Der Schauspieler Manfred Krug erwarb während seiner Zeit in der DDR ­ durch die Filme, in denen er bis zu seiner Ausreise 1977 mitwirkte ­ bald das Image des „anarchischen Draufgängers": eben weil er so war (Krug ist kein großer Mime, er spielte und spielt immer nur sich selbst). Die Lockenpracht jedoch, die er sich als Räuberhauptmann Stülpner überwarf, war das, was ihm bisher zu einem romantischen Helden fehlte ­ das Haar. So paßte schließlich alles: ein fröhlicher Tausendsassa, ein Heißsporn, der gegen die fiese Obrigkeit rebelliert, mit wundervollem Lockengestrüpp fürs Weibsvolk ­ und nicht zuletzt für heldenbedürftige Heranwachsende: Ein Glatzkopf hätte ja allzu sehr an den eigenen Vater erinnern können.

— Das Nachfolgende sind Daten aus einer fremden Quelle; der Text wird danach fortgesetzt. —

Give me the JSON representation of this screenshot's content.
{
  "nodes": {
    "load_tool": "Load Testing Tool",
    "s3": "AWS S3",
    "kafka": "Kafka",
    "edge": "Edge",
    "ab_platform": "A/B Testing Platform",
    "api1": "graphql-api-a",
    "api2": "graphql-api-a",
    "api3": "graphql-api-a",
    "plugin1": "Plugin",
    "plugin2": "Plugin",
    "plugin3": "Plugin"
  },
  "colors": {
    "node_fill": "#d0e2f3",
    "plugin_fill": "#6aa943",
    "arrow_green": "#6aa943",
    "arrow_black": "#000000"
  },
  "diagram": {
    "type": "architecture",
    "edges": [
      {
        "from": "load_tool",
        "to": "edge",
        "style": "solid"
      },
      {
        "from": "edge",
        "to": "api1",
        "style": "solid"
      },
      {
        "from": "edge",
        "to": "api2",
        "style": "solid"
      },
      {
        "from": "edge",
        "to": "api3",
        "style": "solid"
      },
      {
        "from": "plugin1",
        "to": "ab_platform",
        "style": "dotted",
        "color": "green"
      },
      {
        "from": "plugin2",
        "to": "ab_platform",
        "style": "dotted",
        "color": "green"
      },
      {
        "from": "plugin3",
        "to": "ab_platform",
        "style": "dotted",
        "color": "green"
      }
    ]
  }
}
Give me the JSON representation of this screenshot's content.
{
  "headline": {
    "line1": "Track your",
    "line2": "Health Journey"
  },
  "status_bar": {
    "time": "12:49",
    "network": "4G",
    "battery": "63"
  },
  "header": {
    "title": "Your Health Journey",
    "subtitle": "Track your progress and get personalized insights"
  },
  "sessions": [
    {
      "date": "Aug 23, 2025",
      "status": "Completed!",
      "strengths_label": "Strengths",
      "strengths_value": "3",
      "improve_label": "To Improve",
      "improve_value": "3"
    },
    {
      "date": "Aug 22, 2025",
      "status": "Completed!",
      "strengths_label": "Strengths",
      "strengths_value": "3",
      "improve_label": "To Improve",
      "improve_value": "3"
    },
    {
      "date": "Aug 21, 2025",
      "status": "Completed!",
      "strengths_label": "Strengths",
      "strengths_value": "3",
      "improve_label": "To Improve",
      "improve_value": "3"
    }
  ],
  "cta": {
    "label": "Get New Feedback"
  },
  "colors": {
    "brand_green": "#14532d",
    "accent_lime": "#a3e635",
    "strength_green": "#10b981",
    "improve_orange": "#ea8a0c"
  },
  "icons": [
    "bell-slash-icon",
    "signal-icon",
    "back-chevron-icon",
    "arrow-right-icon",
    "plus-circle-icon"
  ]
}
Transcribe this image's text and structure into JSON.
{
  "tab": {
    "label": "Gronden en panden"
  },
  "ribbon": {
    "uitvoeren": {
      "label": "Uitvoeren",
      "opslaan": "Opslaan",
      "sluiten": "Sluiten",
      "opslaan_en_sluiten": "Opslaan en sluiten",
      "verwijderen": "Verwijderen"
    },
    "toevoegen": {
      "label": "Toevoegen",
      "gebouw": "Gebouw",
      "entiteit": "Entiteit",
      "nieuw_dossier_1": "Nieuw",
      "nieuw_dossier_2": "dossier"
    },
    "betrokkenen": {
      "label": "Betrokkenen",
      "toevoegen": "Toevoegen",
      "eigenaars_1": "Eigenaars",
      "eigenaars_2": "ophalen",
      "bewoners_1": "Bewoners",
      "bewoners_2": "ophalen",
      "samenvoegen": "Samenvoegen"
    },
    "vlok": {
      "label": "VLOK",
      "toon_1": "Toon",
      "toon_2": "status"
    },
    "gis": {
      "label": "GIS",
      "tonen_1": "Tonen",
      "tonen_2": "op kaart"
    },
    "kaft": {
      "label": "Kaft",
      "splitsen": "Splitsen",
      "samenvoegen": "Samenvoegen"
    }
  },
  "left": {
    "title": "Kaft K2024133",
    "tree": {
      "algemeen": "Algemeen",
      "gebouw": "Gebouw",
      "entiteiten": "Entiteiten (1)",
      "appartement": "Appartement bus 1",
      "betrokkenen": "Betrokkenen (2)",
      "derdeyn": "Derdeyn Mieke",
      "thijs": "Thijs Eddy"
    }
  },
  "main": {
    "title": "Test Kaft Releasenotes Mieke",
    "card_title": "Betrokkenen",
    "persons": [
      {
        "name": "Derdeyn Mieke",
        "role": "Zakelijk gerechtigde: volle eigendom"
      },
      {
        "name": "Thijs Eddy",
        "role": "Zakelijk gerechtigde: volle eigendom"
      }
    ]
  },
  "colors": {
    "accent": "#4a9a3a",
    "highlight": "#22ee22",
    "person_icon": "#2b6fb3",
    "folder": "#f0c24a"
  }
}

Der Autor als Manfred Krug in der Rolle des Räuberhauptmanns Stülpner. Foto: Archiv Abbiate

Der Stülpner-Film ist gewiß nicht der beste Film von Manfred Krug, er ist schlicht typisch für den DDR-Krug: Verwegen, chaotisch und dröhnend albern präsentiert sich der Held, ebenso stolpert die Handlung voran. Es gibt natürlich bessere Filme, Manfred Krug ist in ihnen jedoch gleich verwegen, chaotisch und nur manchmal etwas weniger albern. Manfred Krug eben. Der „anarchische Draufgänger", der er damals war.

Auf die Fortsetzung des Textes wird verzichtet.